Dans Le Privé, le ton mélancolique résonne dès ses premières instants avec le morceau The Long Goodbye composé par John Williams. Cette musique suit le personnage mythique dans la quête l’ayant poussé à sortir de son lit : chercher de la nourriture pour son chat. Une vadrouille débute alors dans les rues de Los Angeles, dégageant une ambiance poisseuse qui rappelle les promenades new-yorkaises du Taxi Driver Travis Bickle de Martin Scorsese. A l’instar de Phillip Marlowe, Travis Bickle est un personnage solitaire, désabusé, entouré seulement de violence et de rancœur. Toutefois, il fait le choix de combattre les nombreux fléaux qui sévissent dans les rues, là où Marlowe est plus obsédé par l’irrésolution d’un mystère que le sort de l’humanité. Bickle cherche à faire un coup d’Etat, Marlowe lui, ne demande qu’à retrouver son chat. Une différence d’état d’esprit caractérisée aussi par l’humour pince sans rire de Marlowe, peu étonnant chez Altman et qui renvoie pour le coup davantage vers Jack Gittes, Bickle étant lui beaucoup plus grave.

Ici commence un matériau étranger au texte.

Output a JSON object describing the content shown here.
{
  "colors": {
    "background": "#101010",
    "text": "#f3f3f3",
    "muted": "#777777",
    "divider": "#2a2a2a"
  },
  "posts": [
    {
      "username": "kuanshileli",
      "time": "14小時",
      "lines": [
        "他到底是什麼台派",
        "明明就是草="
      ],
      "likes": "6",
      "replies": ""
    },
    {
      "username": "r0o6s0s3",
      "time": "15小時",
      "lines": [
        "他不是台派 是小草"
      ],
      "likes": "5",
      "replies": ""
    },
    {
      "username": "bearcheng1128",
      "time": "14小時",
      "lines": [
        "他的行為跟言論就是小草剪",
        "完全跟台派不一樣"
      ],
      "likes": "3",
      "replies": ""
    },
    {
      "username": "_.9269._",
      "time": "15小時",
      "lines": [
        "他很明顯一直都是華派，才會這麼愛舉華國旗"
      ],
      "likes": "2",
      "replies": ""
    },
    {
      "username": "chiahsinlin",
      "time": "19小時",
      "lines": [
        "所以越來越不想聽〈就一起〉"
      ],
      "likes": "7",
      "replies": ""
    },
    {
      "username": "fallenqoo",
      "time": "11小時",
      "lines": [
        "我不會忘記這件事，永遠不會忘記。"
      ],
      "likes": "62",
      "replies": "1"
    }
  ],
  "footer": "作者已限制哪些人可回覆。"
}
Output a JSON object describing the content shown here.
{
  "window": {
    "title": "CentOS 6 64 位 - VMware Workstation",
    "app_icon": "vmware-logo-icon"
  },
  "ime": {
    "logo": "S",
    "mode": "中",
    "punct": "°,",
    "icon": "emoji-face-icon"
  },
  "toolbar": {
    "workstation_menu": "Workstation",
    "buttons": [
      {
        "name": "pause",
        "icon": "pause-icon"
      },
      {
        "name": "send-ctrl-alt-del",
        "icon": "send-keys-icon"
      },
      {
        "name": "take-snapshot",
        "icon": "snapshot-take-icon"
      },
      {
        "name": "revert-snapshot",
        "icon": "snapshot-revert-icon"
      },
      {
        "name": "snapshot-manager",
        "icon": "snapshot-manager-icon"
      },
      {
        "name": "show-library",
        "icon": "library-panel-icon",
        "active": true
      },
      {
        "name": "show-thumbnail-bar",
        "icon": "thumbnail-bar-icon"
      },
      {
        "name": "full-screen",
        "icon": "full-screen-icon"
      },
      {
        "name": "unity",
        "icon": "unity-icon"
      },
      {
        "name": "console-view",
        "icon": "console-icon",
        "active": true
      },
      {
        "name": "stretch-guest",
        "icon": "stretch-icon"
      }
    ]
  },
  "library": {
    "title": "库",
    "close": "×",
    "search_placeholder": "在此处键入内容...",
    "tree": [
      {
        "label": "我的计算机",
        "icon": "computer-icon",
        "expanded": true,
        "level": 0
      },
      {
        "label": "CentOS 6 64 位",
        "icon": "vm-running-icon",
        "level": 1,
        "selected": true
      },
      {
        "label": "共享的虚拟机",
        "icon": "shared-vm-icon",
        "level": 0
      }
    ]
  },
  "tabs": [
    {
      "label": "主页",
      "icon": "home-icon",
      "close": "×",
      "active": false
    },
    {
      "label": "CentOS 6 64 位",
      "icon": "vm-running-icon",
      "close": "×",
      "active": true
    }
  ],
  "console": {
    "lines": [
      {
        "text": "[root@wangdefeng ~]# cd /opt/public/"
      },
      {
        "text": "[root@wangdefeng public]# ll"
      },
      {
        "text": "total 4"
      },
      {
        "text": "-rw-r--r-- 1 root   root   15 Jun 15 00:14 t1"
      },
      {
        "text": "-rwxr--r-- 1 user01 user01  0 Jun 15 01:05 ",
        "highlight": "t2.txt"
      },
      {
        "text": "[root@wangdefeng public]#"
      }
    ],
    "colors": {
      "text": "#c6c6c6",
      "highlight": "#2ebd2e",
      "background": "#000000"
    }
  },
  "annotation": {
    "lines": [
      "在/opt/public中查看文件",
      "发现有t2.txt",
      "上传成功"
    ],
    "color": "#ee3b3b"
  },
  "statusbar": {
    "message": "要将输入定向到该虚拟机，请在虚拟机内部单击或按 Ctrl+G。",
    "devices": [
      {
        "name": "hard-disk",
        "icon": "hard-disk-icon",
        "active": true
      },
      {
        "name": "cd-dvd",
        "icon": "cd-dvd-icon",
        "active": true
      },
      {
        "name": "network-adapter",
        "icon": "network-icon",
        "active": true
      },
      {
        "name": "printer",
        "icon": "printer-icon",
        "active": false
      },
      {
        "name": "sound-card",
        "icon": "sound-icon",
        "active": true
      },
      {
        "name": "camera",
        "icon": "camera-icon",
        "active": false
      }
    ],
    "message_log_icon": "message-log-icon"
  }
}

Toujours chez Scorsese, l’idée de quête nocturne, d'errance et d’ambiance noire se retrouve aussi dans le sous-estimé After Hours, à travers le personnage du timide Paul Hackett qui rencontre également de nombreux problèmes qu’il éviterait en restant chez lui, ou encore dans A tombeaux ouverts et son ambulancier dépressif Frank Pierce, qui cherche à se racheter pour toutes les vies qu’il n’a pas réussi à sauver. Récemment encore, l’héritage de ces œuvres oscillant entre enquête et introspection profonde persiste, surtout aux Etats-Unis. Des films comme L.A. Confidential — lui aussi adapté d’un roman policier, avec une errance dans un Los Angeles poisseux dans le sillon du Privé ou Chinatown —, ou, toujours dans la même ville, Inherent Vice de Paul Thomas Anderson — dont le point de départ est une disparition et la finalité de la quête du détective un grand point d’interrogation – sont les meilleurs exemples de la postérité et la constante réinvention de ce genre qui traverse toute l’histoire du cinéma américain.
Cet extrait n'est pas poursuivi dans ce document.